Isn’t that what our national behavior over oil is like, the acts of an addict? What does an addict do? He goes to great lengths and does risky things to get his junk; he steals and cheats. Shall we talk about our recent behavior in the Middle East? The people of the Amazon are being pushed out of their homes in the pursuit of minerals and oil; are we about to intercede there? We didn’t actually send our posse in to Iraq to off the gang leader there and install our own gang leader who would ensure oil? What is drilling through a mile of deep ocean and six miles of the earth’s core to send a slender pipe into the ground if not the actions of an addict?

The key idea of "Chernobyl" is that it brought about a worldwide awareness of the dangers of the "free" energy of nuclear piles. Much of the world pulled back from having nuclear plants (not France, who is even more dependent on foreign energy than the U.S.).
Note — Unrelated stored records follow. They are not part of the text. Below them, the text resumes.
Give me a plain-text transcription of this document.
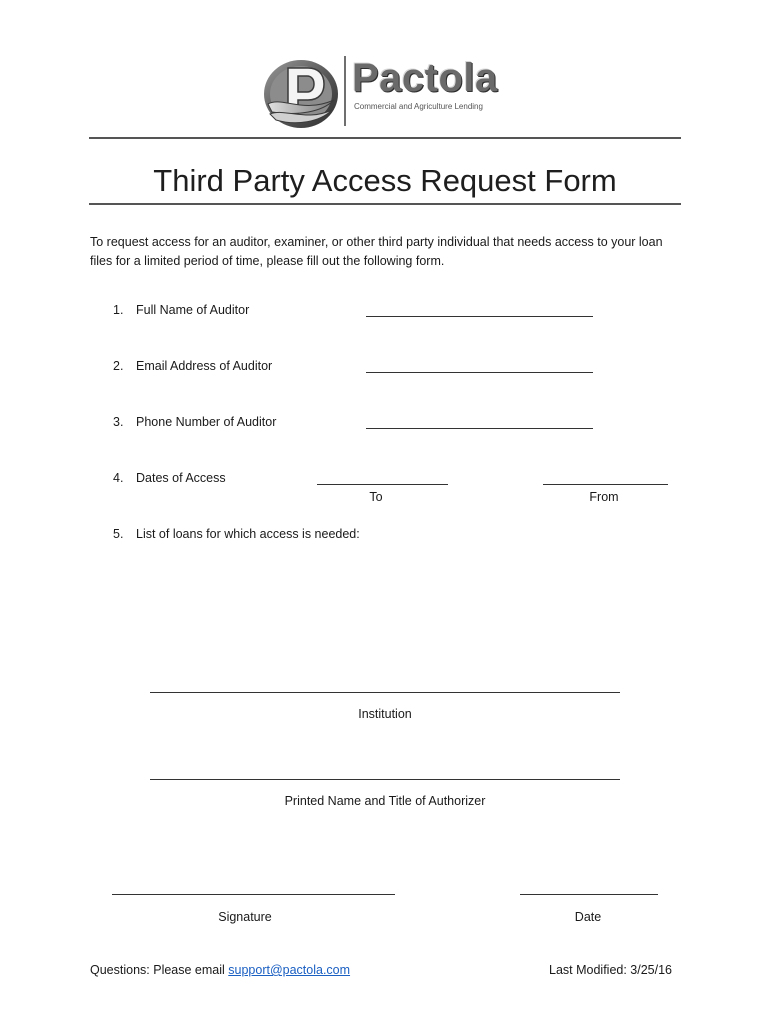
Pactola
Commercial and Agriculture Lending
Third Party Access Request Form
To request access for an auditor, examiner, or other third party individual that needs access to your loan files for a limited period of time, please fill out the following form.
1. Full Name of Auditor
2. Email Address of Auditor
3. Phone Number of Auditor
4. Dates of Access
To	From
5. List of loans for which access is needed:
Institution
Printed Name and Title of Authorizer
Signature	Date
Questions: Please email support@pactola.com	Last Modified: 3/25/16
The American Chernobyl will spoil beaches on the Gulf Coast for decades. These aren’t the beaches of the Exxon Valdez, peopled by a few thousand Native Americans and fishermen who can be bought off with jobs to replace their lost industries, these are populated coasts who rely on fishing and tourism.

There is no easy road to independence from oil, no cheap way to change from energy dense petroleum to energy fluffy renewables, just as there is no easy road back from any addiction, or effortless means to any success.

The Deepwater Horizon cost $350 million. It is one of many such vessels, and there are thousands of active and inactive wells just in the Gulf Coast. If we as a society made a similar investment in green energy, we’d be on the road to recovery.

We need to prepare ourselves for the end of oil, the start of shopping locally, buying local food, learning to work on the internet, to reuse, reduce, recycle.  We can't continue the addict's life.

What we can do: We could be nearly energy independent in Sierra County… if we had no start up costs. Many a rancher could be successful under the same conditions.

We have enough biomass in the county to serve all of our energy needs, and a good bit of solar, too. The problem is, biomass and solar energy are "energy fluffy" meaning the amount of energy you get from the dollar you invest is much lower than oil or coal. In our case, the biomass has to be harvested, munched, taken to the cogen or gassification plant and converted. Currently, there just isn’t the infrastructure available, even if you have the cash.

But, we can support an energy industry that spends millions on infrastructure; we need to divert some of our oil dollars to take care of our local energy network.